Joe Kraus is the founder of Excite, JotSpot, and DigitalConsumer.org, along with his long-time business partner Graham Spencer. Currently, Kraus is an Investment Partner on the GV team and President at Lime.

==Career==
A long time entrepreneur, Kraus has been involved with early-stage technology development and starting companies for more than twelve years. Upon graduation from Stanford University in 1993 with a bachelor's degree in political science, he joined with five engineering friends to found the Internet company Excite, which would declare bankruptcy in 2001 . As the original President of Excite, Kraus was involved in product strategy, direction and vision as the company grew. He also held senior operational roles in business development, international development and content.
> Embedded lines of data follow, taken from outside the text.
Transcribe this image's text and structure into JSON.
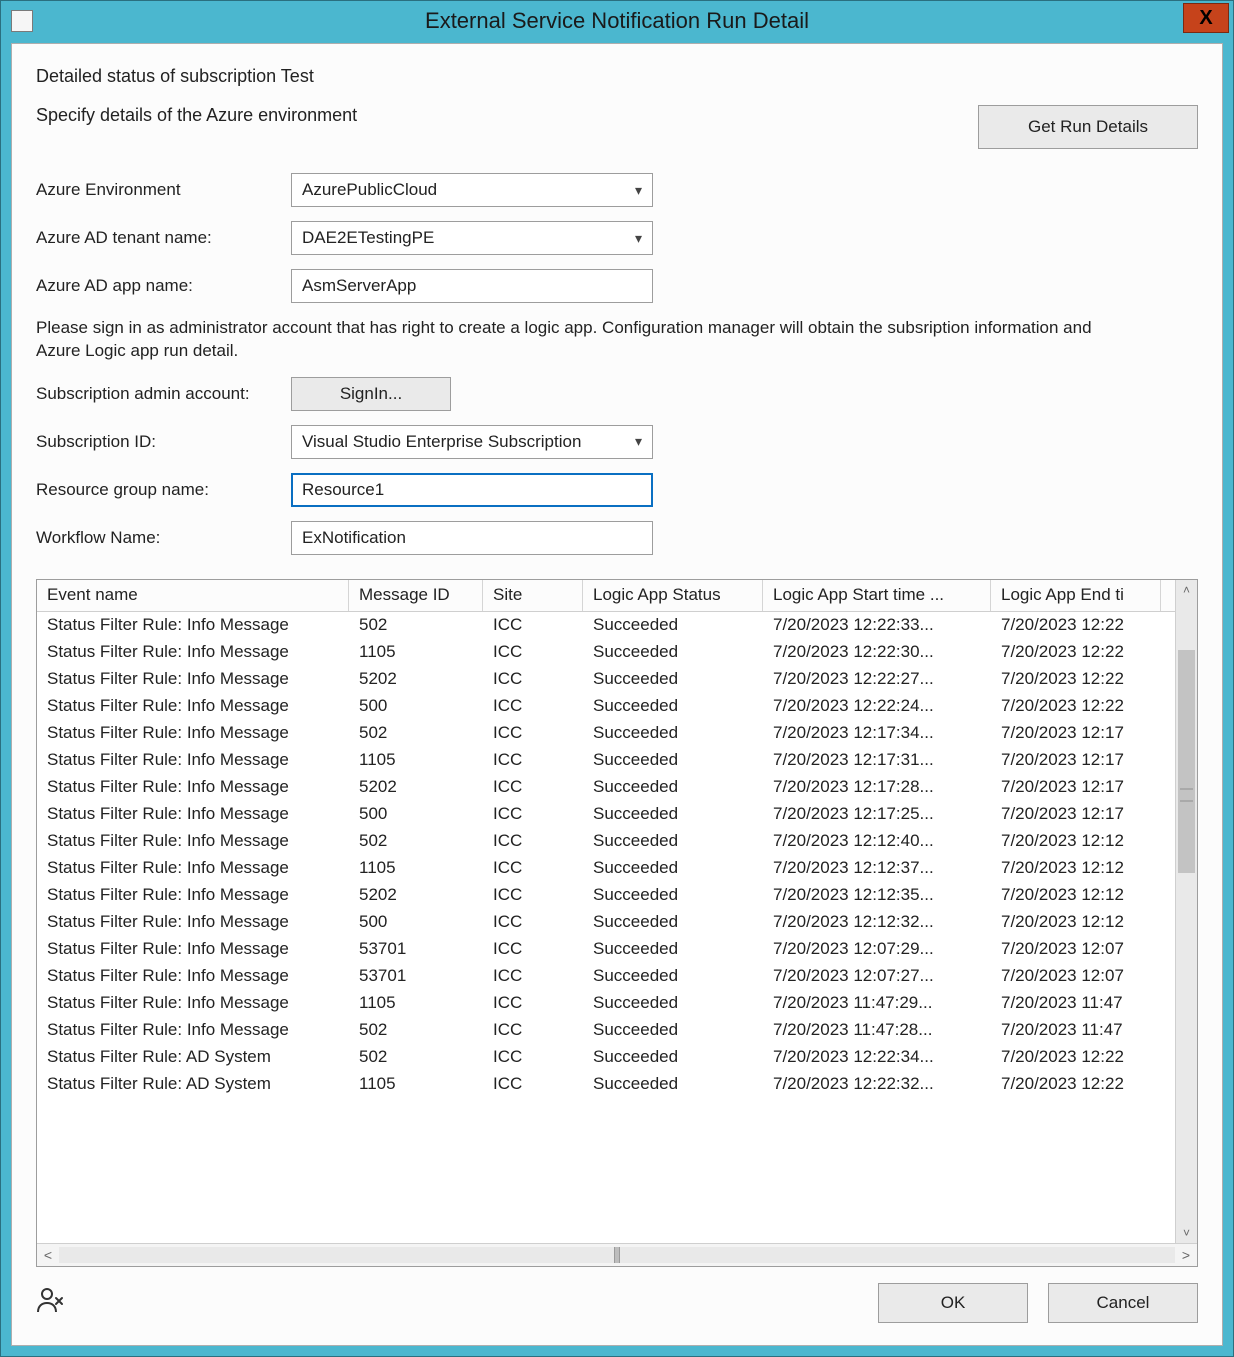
{
  "window": {
    "title": "External Service Notification Run Detail",
    "close_symbol": "X"
  },
  "heading": "Detailed status of subscription Test",
  "specify_label": "Specify details of the Azure environment",
  "get_run_details_label": "Get Run Details",
  "labels": {
    "azure_env": "Azure Environment",
    "ad_tenant": "Azure AD tenant name:",
    "ad_app": "Azure AD app name:",
    "sub_admin": "Subscription admin account:",
    "sub_id": "Subscription ID:",
    "res_group": "Resource group name:",
    "workflow": "Workflow Name:"
  },
  "values": {
    "azure_env": "AzurePublicCloud",
    "ad_tenant": "DAE2ETestingPE",
    "ad_app": "AsmServerApp",
    "signin": "SignIn...",
    "sub_id": "Visual Studio Enterprise Subscription",
    "res_group": "Resource1",
    "workflow": "ExNotification"
  },
  "info_paragraph": "Please sign in as administrator account that has right to create a logic app. Configuration manager will obtain the subsription information and Azure Logic app run detail.",
  "grid": {
    "columns": [
      "Event name",
      "Message ID",
      "Site",
      "Logic App Status",
      "Logic App Start time ...",
      "Logic App End ti"
    ],
    "rows": [
      {
        "event": "Status Filter Rule: Info Message",
        "msg": "502",
        "site": "ICC",
        "status": "Succeeded",
        "start": "7/20/2023 12:22:33...",
        "end": "7/20/2023 12:22"
      },
      {
        "event": "Status Filter Rule: Info Message",
        "msg": "1105",
        "site": "ICC",
        "status": "Succeeded",
        "start": "7/20/2023 12:22:30...",
        "end": "7/20/2023 12:22"
      },
      {
        "event": "Status Filter Rule: Info Message",
        "msg": "5202",
        "site": "ICC",
        "status": "Succeeded",
        "start": "7/20/2023 12:22:27...",
        "end": "7/20/2023 12:22"
      },
      {
        "event": "Status Filter Rule: Info Message",
        "msg": "500",
        "site": "ICC",
        "status": "Succeeded",
        "start": "7/20/2023 12:22:24...",
        "end": "7/20/2023 12:22"
      },
      {
        "event": "Status Filter Rule: Info Message",
        "msg": "502",
        "site": "ICC",
        "status": "Succeeded",
        "start": "7/20/2023 12:17:34...",
        "end": "7/20/2023 12:17"
      },
      {
        "event": "Status Filter Rule: Info Message",
        "msg": "1105",
        "site": "ICC",
        "status": "Succeeded",
        "start": "7/20/2023 12:17:31...",
        "end": "7/20/2023 12:17"
      },
      {
        "event": "Status Filter Rule: Info Message",
        "msg": "5202",
        "site": "ICC",
        "status": "Succeeded",
        "start": "7/20/2023 12:17:28...",
        "end": "7/20/2023 12:17"
      },
      {
        "event": "Status Filter Rule: Info Message",
        "msg": "500",
        "site": "ICC",
        "status": "Succeeded",
        "start": "7/20/2023 12:17:25...",
        "end": "7/20/2023 12:17"
      },
      {
        "event": "Status Filter Rule: Info Message",
        "msg": "502",
        "site": "ICC",
        "status": "Succeeded",
        "start": "7/20/2023 12:12:40...",
        "end": "7/20/2023 12:12"
      },
      {
        "event": "Status Filter Rule: Info Message",
        "msg": "1105",
        "site": "ICC",
        "status": "Succeeded",
        "start": "7/20/2023 12:12:37...",
        "end": "7/20/2023 12:12"
      },
      {
        "event": "Status Filter Rule: Info Message",
        "msg": "5202",
        "site": "ICC",
        "status": "Succeeded",
        "start": "7/20/2023 12:12:35...",
        "end": "7/20/2023 12:12"
      },
      {
        "event": "Status Filter Rule: Info Message",
        "msg": "500",
        "site": "ICC",
        "status": "Succeeded",
        "start": "7/20/2023 12:12:32...",
        "end": "7/20/2023 12:12"
      },
      {
        "event": "Status Filter Rule: Info Message",
        "msg": "53701",
        "site": "ICC",
        "status": "Succeeded",
        "start": "7/20/2023 12:07:29...",
        "end": "7/20/2023 12:07"
      },
      {
        "event": "Status Filter Rule: Info Message",
        "msg": "53701",
        "site": "ICC",
        "status": "Succeeded",
        "start": "7/20/2023 12:07:27...",
        "end": "7/20/2023 12:07"
      },
      {
        "event": "Status Filter Rule: Info Message",
        "msg": "1105",
        "site": "ICC",
        "status": "Succeeded",
        "start": "7/20/2023 11:47:29...",
        "end": "7/20/2023 11:47"
      },
      {
        "event": "Status Filter Rule: Info Message",
        "msg": "502",
        "site": "ICC",
        "status": "Succeeded",
        "start": "7/20/2023 11:47:28...",
        "end": "7/20/2023 11:47"
      },
      {
        "event": "Status Filter Rule: AD System",
        "msg": "502",
        "site": "ICC",
        "status": "Succeeded",
        "start": "7/20/2023 12:22:34...",
        "end": "7/20/2023 12:22"
      },
      {
        "event": "Status Filter Rule: AD System",
        "msg": "1105",
        "site": "ICC",
        "status": "Succeeded",
        "start": "7/20/2023 12:22:32...",
        "end": "7/20/2023 12:22"
      }
    ]
  },
  "footer": {
    "ok": "OK",
    "cancel": "Cancel"
  }
}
After leaving Excite@Home in 2000, Kraus was a co-founder of Digitalconsumer.org, a non-profit consumer organization with more than 50,000 members dedicated to expanding consumers' fair-use rights to digital media. Kraus, along with other co-founder Graham Spencer, continued to work on these issues. In 2006, Kraus joined the board of the Electronic Frontier Foundation. In addition to his non-profit focus, he has also spent many years as an angel investor, working with numerous early-stage technology companies.

Kraus was CEO of JotSpot, which was purchased by Google in 2006. While at Google, Kraus was a Director of Product Management. One of his projects was OpenSocial, Google's effort to develop API standards for social networking platforms. In 2009, he became a partner at Google Ventures.

Kraus helped to lead the investment for GV in OpenCandy and is on their board of directors.

In November 2018, it was announced that Joe Kraus would become Lime’s first COO.